Wheeler, Gaines' book points out, had only been a professional stuntwoman for a few years — her first high-end gig was in 1985 — and didn't feel she was in a position to delay an enormous studio production because of vague misgivings about a stunt setup. She agreed to do the stunt, even as new complications kept arising in the countdown up to her launch. The candy glass, she late found out, was not as transparent as the breakaway kind. This meant that the person manning the cable-cutting button, a man named Greg Tippie, wouldn't necessarily be able to see when the stunt performers were all the way through the window. Additionally, the newly added rocket added smoke to the scene, further blocking Tippie's view.
Tippie also had the unwise idea to move inside the building to watch the stunt, rather than standing outside as he did before. The man in charge of cutting Wheeler's cable at a very precise moment was in a position where he wouldn't be able to see much of anything.
'I'm going to hit this pillar'
Wheeler recalls the stunt failing almost immediately.
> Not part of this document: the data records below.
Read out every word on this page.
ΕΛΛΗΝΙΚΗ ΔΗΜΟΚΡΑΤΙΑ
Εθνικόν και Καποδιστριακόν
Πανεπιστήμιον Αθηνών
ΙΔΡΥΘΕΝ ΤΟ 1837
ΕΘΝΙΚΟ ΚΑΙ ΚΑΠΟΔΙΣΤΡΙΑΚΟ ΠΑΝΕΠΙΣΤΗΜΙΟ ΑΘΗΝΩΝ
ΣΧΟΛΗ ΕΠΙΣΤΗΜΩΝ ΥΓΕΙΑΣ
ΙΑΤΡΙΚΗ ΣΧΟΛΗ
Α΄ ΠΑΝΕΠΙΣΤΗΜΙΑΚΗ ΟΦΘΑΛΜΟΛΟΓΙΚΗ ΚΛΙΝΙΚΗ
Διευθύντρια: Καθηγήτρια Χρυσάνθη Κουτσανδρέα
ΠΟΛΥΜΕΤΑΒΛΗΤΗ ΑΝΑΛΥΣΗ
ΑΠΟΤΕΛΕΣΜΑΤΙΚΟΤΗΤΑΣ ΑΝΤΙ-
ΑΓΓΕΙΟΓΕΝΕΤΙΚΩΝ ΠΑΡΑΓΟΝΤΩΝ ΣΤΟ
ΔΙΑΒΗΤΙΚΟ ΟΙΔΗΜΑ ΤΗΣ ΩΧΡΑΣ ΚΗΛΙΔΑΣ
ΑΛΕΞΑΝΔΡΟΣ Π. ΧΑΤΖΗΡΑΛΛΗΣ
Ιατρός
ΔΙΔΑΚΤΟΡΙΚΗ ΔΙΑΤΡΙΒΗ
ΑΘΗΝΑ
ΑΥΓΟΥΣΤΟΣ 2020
When she and her co-stars were hoisted in the air, the cabled swung wildly in the wrong direction. Rather than heading straight for the window, Wheeler began swinging far out to the right, directly toward a massive pillar next to the window. She remembers thinking repeatedly "I'm going to hit this pillar." Pinwheeling with her stomach parallel to the ground, that's exactly what happened. The stunt performer smacked incredibly hard into an exterior pillar while her co-stars crashed through the window.
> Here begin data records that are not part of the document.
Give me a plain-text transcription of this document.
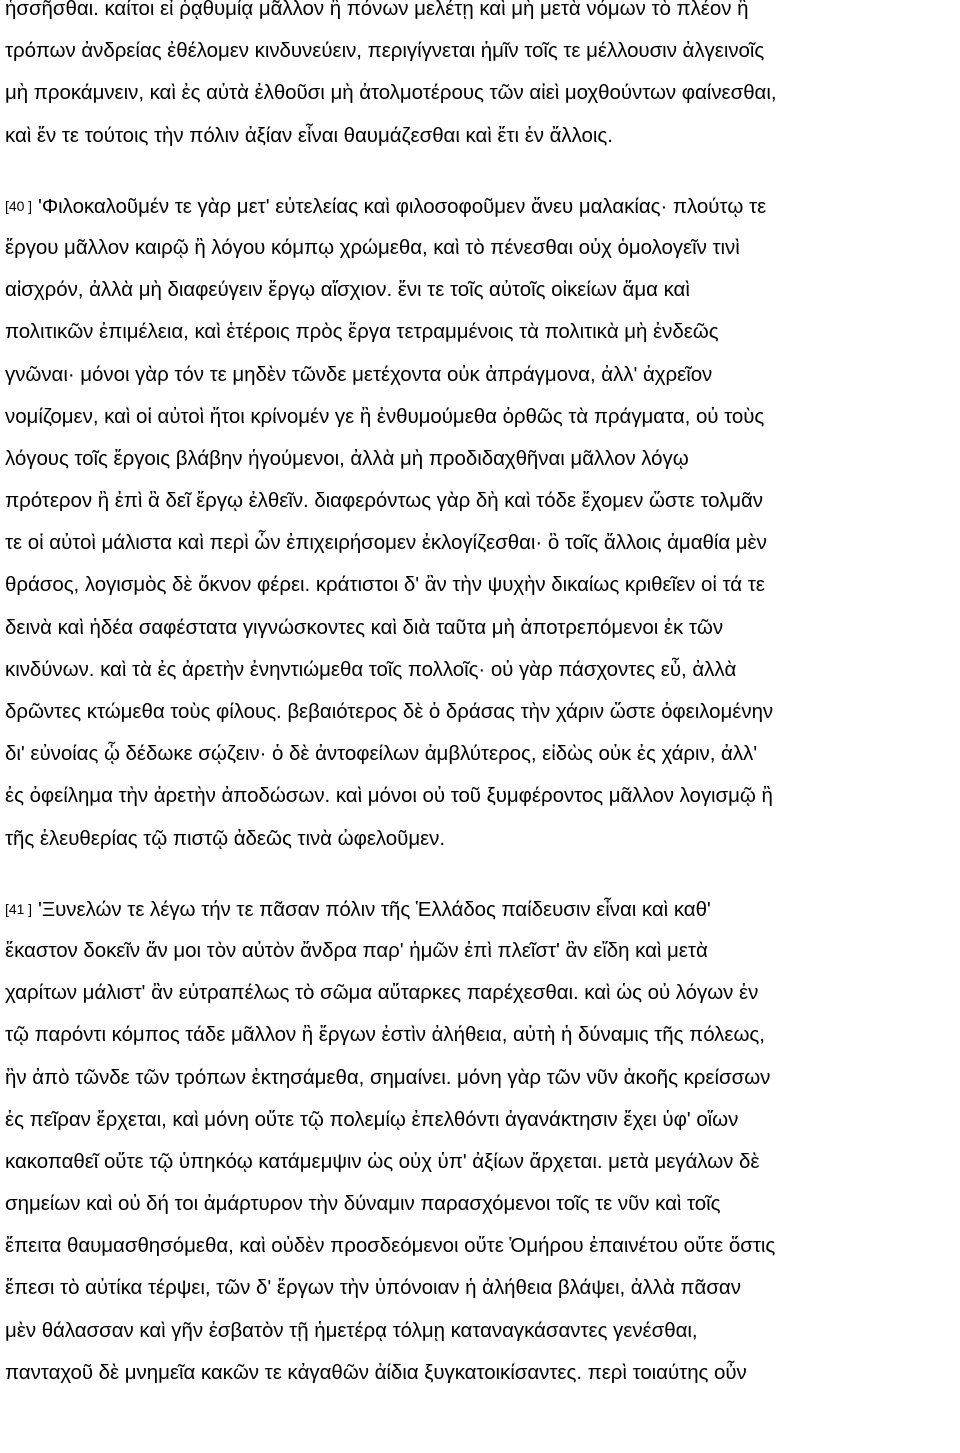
ἡσσῆσθαι. καίτοι εἰ ῥᾳθυμίᾳ μᾶλλον ἢ πόνων μελέτῃ καὶ μὴ μετὰ νόμων τὸ πλέον ἢ
τρόπων ἀνδρείας ἐθέλομεν κινδυνεύειν, περιγίγνεται ἡμῖν τοῖς τε μέλλουσιν ἀλγεινοῖς
μὴ προκάμνειν, καὶ ἐς αὐτὰ ἐλθοῦσι μὴ ἀτολμοτέρους τῶν αἰεὶ μοχθούντων φαίνεσθαι,
καὶ ἔν τε τούτοις τὴν πόλιν ἀξίαν εἶναι θαυμάζεσθαι καὶ ἔτι ἐν ἄλλοις.
[40 ] 'Φιλοκαλοῦμέν τε γὰρ μετ' εὐτελείας καὶ φιλοσοφοῦμεν ἄνευ μαλακίας· πλούτῳ τε
ἔργου μᾶλλον καιρῷ ἢ λόγου κόμπῳ χρώμεθα, καὶ τὸ πένεσθαι οὐχ ὁμολογεῖν τινὶ
αἰσχρόν, ἀλλὰ μὴ διαφεύγειν ἔργῳ αἴσχιον. ἔνι τε τοῖς αὐτοῖς οἰκείων ἅμα καὶ
πολιτικῶν ἐπιμέλεια, καὶ ἑτέροις πρὸς ἔργα τετραμμένοις τὰ πολιτικὰ μὴ ἐνδεῶς
γνῶναι· μόνοι γὰρ τόν τε μηδὲν τῶνδε μετέχοντα οὐκ ἀπράγμονα, ἀλλ' ἀχρεῖον
νομίζομεν, καὶ οἱ αὐτοὶ ἤτοι κρίνομέν γε ἢ ἐνθυμούμεθα ὀρθῶς τὰ πράγματα, οὐ τοὺς
λόγους τοῖς ἔργοις βλάβην ἡγούμενοι, ἀλλὰ μὴ προδιδαχθῆναι μᾶλλον λόγῳ
πρότερον ἢ ἐπὶ ἃ δεῖ ἔργῳ ἐλθεῖν. διαφερόντως γὰρ δὴ καὶ τόδε ἔχομεν ὥστε τολμᾶν
τε οἱ αὐτοὶ μάλιστα καὶ περὶ ὧν ἐπιχειρήσομεν ἐκλογίζεσθαι· ὃ τοῖς ἄλλοις ἀμαθία μὲν
θράσος, λογισμὸς δὲ ὄκνον φέρει. κράτιστοι δ' ἂν τὴν ψυχὴν δικαίως κριθεῖεν οἱ τά τε
δεινὰ καὶ ἡδέα σαφέστατα γιγνώσκοντες καὶ διὰ ταῦτα μὴ ἀποτρεπόμενοι ἐκ τῶν
κινδύνων. καὶ τὰ ἐς ἀρετὴν ἐνηντιώμεθα τοῖς πολλοῖς· οὐ γὰρ πάσχοντες εὖ, ἀλλὰ
δρῶντες κτώμεθα τοὺς φίλους. βεβαιότερος δὲ ὁ δράσας τὴν χάριν ὥστε ὀφειλομένην
δι' εὐνοίας ᾧ δέδωκε σῴζειν· ὁ δὲ ἀντοφείλων ἀμβλύτερος, εἰδὼς οὐκ ἐς χάριν, ἀλλ'
ἐς ὀφείλημα τὴν ἀρετὴν ἀποδώσων. καὶ μόνοι οὐ τοῦ ξυμφέροντος μᾶλλον λογισμῷ ἢ
τῆς ἐλευθερίας τῷ πιστῷ ἀδεῶς τινὰ ὠφελοῦμεν.
[41 ] 'Ξυνελών τε λέγω τήν τε πᾶσαν πόλιν τῆς Ἑλλάδος παίδευσιν εἶναι καὶ καθ'
ἕκαστον δοκεῖν ἄν μοι τὸν αὐτὸν ἄνδρα παρ' ἡμῶν ἐπὶ πλεῖστ' ἂν εἴδη καὶ μετὰ
χαρίτων μάλιστ' ἂν εὐτραπέλως τὸ σῶμα αὔταρκες παρέχεσθαι. καὶ ὡς οὐ λόγων ἐν
τῷ παρόντι κόμπος τάδε μᾶλλον ἢ ἔργων ἐστὶν ἀλήθεια, αὐτὴ ἡ δύναμις τῆς πόλεως,
ἣν ἀπὸ τῶνδε τῶν τρόπων ἐκτησάμεθα, σημαίνει. μόνη γὰρ τῶν νῦν ἀκοῆς κρείσσων
ἐς πεῖραν ἔρχεται, καὶ μόνη οὔτε τῷ πολεμίῳ ἐπελθόντι ἀγανάκτησιν ἔχει ὑφ' οἵων
κακοπαθεῖ οὔτε τῷ ὑπηκόῳ κατάμεμψιν ὡς οὐχ ὑπ' ἀξίων ἄρχεται. μετὰ μεγάλων δὲ
σημείων καὶ οὐ δή τοι ἀμάρτυρον τὴν δύναμιν παρασχόμενοι τοῖς τε νῦν καὶ τοῖς
ἔπειτα θαυμασθησόμεθα, καὶ οὐδὲν προσδεόμενοι οὔτε Ὁμήρου ἐπαινέτου οὔτε ὅστις
ἔπεσι τὸ αὐτίκα τέρψει, τῶν δ' ἔργων τὴν ὑπόνοιαν ἡ ἀλήθεια βλάψει, ἀλλὰ πᾶσαν
μὲν θάλασσαν καὶ γῆν ἐσβατὸν τῇ ἡμετέρᾳ τόλμῃ καταναγκάσαντες γενέσθαι,
πανταχοῦ δὲ μνημεῖα κακῶν τε κἀγαθῶν ἀίδια ξυγκατοικίσαντες. περὶ τοιαύτης οὖν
As it happens, Wheeler was padded up pretty heavily, and slamming into the pillar at high speeds actually didn't hurt. She was rattled, but uninjured. The stunt failed, and she crashed, but the crisis had been averted. It's what happened next that actually hurt.
Because Tippie was inside the building, and because he couldn't see that Wheeler hadn't made it inside, decided to cut everyone's cables as planned. Some of the stunt performers landed on the inflated airbag. Wheeler, still dangling outside, plummeted, face-first onto the concrete below from thirty feet up. She essentially belly-flopped onto a sidewalk. She bled a lot and some of the crew thought briefly that she had died. According to the August 1993 issue of Black Belt Magazine, Wheeler required reconstructive surgery following the event, as she shattered her face and right wrist.
Wheeler would recover, luckily. She continued to work and would become a celebrated and award-winning stunt performer, performing in "Die Hard 2," "Demolition Man," "Charlie's Angels," and the "Lethal Weapon" movies. She would also continue a lucrative martial arts career.
Wheeler tragically died in 2020 after she and her husband got into a shootout with her ex-husband. She was 59.